From the FT Lex column:
A new “asset class” is being exposed as just another management and financing technique, and a pretty debatable one at that. But would a potential freeze in leveraged buy-outs be as bad for public equities as some fear? The argument that markets price in LBOs across the board is actually pretty weak.
Private Equity Intelligence provide an estimate for “dry powder” — committed equity as yet unspent — for buy-out funds. To this can be added the likely capital raised by private equity outfits on the road now, to produce a total of $548bn. It is reasonable to assume that this money is spent on takeovers which are three-quarters debt financed and which occur at a one-third premium to the stock market price.
On this basis, the total LBO takeover premium due to be paid to stock market investors is $506bn. This is only 2 per cent of North American and European market capitalisation. Of course, this might be concentrated in specific areas — mid-capitalisation stocks for example — and in certain countries, such as the UK. But if investors are accurately discounting the immediate pipeline of activity, anticipated LBO takeover premiums are not heavily distorting equity prices in aggregate.
Of course, stock markets might be discounting a much longer golden era of near-indiscriminate buy-outs.
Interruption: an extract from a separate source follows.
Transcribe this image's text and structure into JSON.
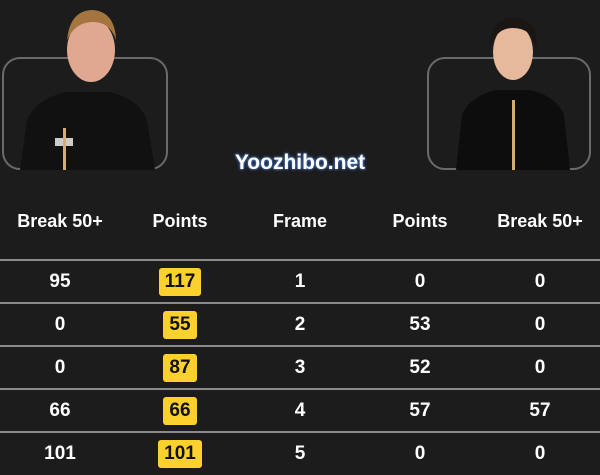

This is what fans of private equity predict: the underwriters’ research on Fortress Group, for example, is comically bullish, in one case predicting that assets under management will rise by 15 times by 2016.
Yet it is doubtful that public equity investors in aggregate accept this kind of “new paradigm” argument. If they believed the conditions were ripe for a sustained, massive rise in leverage, most big quoted companies would not have prudent balance sheets and be valued on earnings multiples that imply profits may be near a cyclical peak. Public equities probably reflect the view that the LBO boom is a cyclical phenomena of finite duration and questionable wisdom.